Aylan Kurdi: Mainstream Media Refuse to Tell the Truth about Human Trafficking

The Associated Press
The Associated Press

There has been extensive media coverage of Peter Bucklitsch, a UKIP member, over his comments surrounding the death of a drowned Syrian child Aylan Kurdi.  For anyone who is standing or has recently stood for elected office it is essential to use moderate language when handling delicate issues.

Bucklitsch failed to do that and that was his error. Not a crime, an error. Raheem Kassam has already covered this so I am going to focus on something else, something the left in Britain has found very difficult to deal with over many decades: child abuse and the complexities around people trafficking.

When people think of child abuse they may think of drunken fathers beating their children, mentally unstable mothers swearing at them or a man (it’s usually a man) sexually abusing his niece.

Neglect is a form of child abuse too and it can have lethal results. Putting a child’s life in jeopardy in the full knowledge he may drown is gross negligence. Abdullah, Aylan’s father, would have been well aware from Turkish media of the dangers.  He had of course been there for three years.

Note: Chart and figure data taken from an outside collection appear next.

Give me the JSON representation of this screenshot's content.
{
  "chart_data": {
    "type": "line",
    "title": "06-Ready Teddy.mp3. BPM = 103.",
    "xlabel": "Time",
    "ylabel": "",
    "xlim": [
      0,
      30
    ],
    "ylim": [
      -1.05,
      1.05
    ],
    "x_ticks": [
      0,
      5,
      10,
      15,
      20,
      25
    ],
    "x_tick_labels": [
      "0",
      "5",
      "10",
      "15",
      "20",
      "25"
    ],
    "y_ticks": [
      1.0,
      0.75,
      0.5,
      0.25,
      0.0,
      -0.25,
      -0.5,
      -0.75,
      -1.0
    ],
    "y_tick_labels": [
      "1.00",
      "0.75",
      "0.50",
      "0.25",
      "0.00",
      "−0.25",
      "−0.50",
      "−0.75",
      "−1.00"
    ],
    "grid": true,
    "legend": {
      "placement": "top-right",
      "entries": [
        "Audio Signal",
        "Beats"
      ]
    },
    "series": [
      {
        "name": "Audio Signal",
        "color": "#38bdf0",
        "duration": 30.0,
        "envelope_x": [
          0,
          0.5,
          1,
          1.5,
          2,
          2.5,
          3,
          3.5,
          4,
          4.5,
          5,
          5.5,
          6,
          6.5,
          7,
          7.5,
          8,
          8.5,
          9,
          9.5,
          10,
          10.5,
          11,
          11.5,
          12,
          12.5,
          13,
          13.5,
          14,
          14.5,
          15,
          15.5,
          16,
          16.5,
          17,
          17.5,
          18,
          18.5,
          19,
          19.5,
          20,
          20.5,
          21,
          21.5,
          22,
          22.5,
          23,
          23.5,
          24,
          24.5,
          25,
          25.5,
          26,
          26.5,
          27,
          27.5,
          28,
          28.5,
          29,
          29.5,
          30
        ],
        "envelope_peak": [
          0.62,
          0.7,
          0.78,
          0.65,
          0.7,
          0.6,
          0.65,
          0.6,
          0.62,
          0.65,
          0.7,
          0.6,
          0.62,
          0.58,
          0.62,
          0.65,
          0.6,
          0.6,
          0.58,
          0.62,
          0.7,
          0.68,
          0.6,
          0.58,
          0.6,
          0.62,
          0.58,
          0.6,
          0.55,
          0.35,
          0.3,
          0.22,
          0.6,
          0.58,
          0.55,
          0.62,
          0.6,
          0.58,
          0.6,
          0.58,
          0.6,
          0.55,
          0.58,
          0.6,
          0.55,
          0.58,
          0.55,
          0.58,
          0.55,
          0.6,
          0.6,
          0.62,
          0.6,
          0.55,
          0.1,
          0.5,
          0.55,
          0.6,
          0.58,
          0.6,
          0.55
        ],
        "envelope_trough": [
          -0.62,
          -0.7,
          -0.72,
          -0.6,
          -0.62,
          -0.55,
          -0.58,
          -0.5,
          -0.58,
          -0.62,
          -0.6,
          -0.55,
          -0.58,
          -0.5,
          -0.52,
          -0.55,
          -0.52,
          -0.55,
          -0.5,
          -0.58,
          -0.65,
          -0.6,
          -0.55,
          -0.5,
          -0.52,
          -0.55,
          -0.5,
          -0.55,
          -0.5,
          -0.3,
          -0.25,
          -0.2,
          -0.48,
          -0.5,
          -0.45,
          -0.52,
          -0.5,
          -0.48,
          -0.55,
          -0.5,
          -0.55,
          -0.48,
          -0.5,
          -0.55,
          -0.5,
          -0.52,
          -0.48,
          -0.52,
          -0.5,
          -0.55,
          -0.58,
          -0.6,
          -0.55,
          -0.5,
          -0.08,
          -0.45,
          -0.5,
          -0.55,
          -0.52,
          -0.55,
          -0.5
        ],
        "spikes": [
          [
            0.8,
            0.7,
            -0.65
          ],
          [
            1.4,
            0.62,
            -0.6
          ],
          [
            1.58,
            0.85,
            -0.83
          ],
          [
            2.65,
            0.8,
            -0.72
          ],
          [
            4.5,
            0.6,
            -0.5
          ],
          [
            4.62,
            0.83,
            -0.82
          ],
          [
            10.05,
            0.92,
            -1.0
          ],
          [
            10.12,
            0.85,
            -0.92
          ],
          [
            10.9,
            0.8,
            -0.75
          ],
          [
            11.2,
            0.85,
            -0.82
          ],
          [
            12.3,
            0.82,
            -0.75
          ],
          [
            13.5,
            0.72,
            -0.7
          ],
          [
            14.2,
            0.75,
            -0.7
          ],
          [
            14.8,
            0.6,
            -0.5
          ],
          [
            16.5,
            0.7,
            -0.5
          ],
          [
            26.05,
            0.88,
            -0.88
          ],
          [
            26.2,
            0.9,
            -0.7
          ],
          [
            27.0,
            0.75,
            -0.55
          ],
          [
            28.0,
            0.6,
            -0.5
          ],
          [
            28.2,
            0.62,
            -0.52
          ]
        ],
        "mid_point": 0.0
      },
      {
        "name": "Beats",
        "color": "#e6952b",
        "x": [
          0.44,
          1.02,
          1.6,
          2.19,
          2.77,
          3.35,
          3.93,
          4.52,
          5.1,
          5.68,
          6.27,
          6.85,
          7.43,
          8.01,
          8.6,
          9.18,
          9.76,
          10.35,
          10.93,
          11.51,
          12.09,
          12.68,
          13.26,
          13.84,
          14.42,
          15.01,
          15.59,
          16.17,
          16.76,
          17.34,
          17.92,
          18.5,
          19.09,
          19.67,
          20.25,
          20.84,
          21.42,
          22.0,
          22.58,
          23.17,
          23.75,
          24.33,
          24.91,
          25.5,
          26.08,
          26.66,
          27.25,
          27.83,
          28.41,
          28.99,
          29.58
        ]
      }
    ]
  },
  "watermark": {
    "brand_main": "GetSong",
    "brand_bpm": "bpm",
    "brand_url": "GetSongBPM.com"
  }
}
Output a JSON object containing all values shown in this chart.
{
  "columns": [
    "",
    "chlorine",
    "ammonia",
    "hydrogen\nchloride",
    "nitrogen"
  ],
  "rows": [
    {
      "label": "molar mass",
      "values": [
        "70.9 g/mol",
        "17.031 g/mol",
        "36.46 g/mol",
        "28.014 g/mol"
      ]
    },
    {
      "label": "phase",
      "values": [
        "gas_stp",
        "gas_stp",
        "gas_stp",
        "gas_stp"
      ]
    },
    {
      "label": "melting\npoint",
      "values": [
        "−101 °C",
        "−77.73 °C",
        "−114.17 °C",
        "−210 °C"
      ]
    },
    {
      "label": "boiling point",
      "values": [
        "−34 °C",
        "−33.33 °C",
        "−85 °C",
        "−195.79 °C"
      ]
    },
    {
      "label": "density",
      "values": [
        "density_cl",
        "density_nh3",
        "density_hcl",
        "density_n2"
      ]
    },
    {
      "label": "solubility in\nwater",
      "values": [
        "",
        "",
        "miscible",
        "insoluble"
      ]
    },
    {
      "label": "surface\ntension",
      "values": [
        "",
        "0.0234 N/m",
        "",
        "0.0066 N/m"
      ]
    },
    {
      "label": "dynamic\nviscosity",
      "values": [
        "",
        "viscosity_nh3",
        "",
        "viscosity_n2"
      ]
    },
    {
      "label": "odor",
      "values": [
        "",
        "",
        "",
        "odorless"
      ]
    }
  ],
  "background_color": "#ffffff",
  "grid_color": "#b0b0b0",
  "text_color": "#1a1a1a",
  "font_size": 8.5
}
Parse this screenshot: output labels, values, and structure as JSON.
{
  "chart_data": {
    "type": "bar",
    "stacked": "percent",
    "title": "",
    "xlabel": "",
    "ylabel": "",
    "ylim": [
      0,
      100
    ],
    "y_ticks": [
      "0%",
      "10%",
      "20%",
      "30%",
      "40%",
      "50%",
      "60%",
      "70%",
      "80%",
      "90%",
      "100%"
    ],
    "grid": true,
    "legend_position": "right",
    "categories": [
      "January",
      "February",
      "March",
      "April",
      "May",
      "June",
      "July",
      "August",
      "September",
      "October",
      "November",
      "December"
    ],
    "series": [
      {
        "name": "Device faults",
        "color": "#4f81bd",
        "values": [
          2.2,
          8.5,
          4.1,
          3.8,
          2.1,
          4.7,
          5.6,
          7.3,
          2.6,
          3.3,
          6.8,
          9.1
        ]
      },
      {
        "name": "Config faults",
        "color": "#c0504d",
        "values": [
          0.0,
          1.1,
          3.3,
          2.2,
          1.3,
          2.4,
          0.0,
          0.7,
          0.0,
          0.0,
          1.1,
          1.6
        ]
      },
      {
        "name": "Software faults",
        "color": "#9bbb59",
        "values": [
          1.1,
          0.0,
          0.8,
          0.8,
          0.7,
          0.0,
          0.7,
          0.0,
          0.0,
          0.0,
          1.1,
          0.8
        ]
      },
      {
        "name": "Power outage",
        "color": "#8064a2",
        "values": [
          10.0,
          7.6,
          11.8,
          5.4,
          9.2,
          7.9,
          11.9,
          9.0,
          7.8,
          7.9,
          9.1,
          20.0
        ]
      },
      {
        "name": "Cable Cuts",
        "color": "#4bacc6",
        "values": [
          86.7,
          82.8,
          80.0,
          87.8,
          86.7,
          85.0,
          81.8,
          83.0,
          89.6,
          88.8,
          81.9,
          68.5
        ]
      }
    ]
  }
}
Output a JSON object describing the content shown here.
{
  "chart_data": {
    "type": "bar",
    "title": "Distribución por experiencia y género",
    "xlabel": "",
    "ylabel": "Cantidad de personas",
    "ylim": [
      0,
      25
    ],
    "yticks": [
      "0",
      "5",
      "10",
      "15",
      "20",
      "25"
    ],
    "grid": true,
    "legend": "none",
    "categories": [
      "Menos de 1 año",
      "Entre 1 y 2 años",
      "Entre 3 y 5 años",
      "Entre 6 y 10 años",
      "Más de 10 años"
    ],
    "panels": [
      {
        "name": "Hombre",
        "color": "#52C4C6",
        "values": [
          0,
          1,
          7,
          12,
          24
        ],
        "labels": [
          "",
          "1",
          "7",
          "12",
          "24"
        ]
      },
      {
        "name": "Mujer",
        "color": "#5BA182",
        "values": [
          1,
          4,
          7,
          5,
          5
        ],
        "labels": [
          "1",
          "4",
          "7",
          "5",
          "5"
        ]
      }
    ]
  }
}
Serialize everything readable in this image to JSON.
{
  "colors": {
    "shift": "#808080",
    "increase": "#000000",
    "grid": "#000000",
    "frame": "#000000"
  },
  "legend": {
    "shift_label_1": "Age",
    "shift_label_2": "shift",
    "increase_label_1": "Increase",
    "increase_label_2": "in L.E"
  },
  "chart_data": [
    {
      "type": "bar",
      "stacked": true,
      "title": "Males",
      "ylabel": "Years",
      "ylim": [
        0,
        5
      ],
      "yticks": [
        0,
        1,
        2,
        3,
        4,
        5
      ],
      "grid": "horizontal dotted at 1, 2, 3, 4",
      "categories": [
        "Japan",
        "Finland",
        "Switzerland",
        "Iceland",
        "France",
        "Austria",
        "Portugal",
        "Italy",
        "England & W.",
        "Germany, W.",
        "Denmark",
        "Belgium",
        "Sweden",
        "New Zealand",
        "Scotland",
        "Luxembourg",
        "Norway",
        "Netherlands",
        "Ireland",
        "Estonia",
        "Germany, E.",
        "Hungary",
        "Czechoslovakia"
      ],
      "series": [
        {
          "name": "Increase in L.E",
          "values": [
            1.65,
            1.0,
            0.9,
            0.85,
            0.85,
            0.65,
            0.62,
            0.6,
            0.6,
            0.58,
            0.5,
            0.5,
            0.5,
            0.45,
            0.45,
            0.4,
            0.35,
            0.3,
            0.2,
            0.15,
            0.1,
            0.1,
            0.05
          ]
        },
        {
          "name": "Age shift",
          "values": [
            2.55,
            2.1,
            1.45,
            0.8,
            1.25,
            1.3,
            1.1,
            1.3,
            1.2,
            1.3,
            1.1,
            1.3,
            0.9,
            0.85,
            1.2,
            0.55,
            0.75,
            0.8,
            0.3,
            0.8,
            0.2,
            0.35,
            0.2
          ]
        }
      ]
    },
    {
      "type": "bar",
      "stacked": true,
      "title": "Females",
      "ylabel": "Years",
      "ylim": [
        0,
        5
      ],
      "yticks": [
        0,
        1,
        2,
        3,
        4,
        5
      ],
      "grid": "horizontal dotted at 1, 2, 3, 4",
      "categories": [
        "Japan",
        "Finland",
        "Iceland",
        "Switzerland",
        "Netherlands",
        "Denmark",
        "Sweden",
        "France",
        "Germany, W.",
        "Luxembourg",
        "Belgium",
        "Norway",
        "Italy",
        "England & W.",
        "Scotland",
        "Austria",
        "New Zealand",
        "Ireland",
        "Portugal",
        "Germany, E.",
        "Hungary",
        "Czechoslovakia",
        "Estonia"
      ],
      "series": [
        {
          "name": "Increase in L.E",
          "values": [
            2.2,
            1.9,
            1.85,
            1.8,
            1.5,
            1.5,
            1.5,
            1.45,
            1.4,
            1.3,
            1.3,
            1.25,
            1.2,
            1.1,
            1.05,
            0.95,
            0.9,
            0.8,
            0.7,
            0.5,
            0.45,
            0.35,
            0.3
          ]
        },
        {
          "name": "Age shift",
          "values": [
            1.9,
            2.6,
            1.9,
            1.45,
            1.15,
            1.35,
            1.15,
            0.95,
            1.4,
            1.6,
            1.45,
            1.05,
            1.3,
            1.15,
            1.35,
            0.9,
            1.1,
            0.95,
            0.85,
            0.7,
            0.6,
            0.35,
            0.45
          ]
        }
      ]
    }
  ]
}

I am not saying this out of insensitivity or feeling some need to defend the social media output of some little league kipper. I am saying this because I feel people in this country are not analysing the brutal reality of the effects of people trafficking and its risks. You see, Abdullah was a people trafficker. He was trafficking his own children, not escaping a warzone or a tyranny.

In 2008, a report from the Vienna Forum to fight Human Trafficking, a UN initiative, highlighted how family members and the wider community are knowingly involving themselves in trafficking.  Trafficking is illegal and it is funded illegally, often through incurring very large debts and the result is a money spinner for criminals who place a very high premium on getting their clients to a country where they can recoup their fees.

Nothing creates a market quite like demand and for as long as it remains profitable for criminals to indenture families with debt they can hope to recoup then this trafficking will continue.

This was not the trafficking of a vulnerable adult from an extremely dangerous country. Aylan was trafficked from a safe country, a UN founder member and a founding member of NATO, in the hope of arriving in a country where his parents’ debts could be more easily repaid. We have to accept this for what it is if we are going to understand the drivers of this trade in misery and shut it down.

This tragedy is also one for journalism. A very predictable Guardian article that reports how this is a Syrian refugee crisis even reveals Abdullah was in Turkey for three years and had been refused an asylum request from Canada though he had family there. It also suggests he is planning to return to Syria!

There is a complete denial about the causes and consequences of this case, instead it is churned into the narrative that is this somehow the result of a failing asylum process. It just isn’t.

I doubt anyone does not have sympathy for the deaths of these children. It is a tragedy and all the more because it need not have happened. It is more a tragedy because the media is choosing not report this as the real face of human trafficking… parents helping to traffic their children, the wider community in which they live being aware of the routes, the docks, the boats used to traffic people from safe countries through dangerous seas… and doing nothing about them.

Worst of all, and this will bite, those aid workers and professionals including doctors who assist migrants in safe countries who have not applied for asylum there. These people, all of them, are parts of the human trafficking chain. Hungary’s prime minister Viktor Orban has made more than a few tasteless comments in this crisis but in refusing to let migrants through Hungary he should be praised for trying to break this chain of misery. Sadly it is not within his gift to prevent the chain being forged in the first place.

There are many reasons to be angry at the death of Aylan Kurdi. Transferring that anger into an easy target like Bucklitsch isn’t going to help anyone.  Stopping the boats that ferry misery into Europe would be a surer bet, and making sure that policy is backed up by robust funding and provision of services closer to where these migrants originated.  Getting real over the drivers of human trafficking and those involved will save lives and this is what our focus should be.

Oh yes, and maybe doing something about those jihadi nutcases that have been driving so much of this in the first place.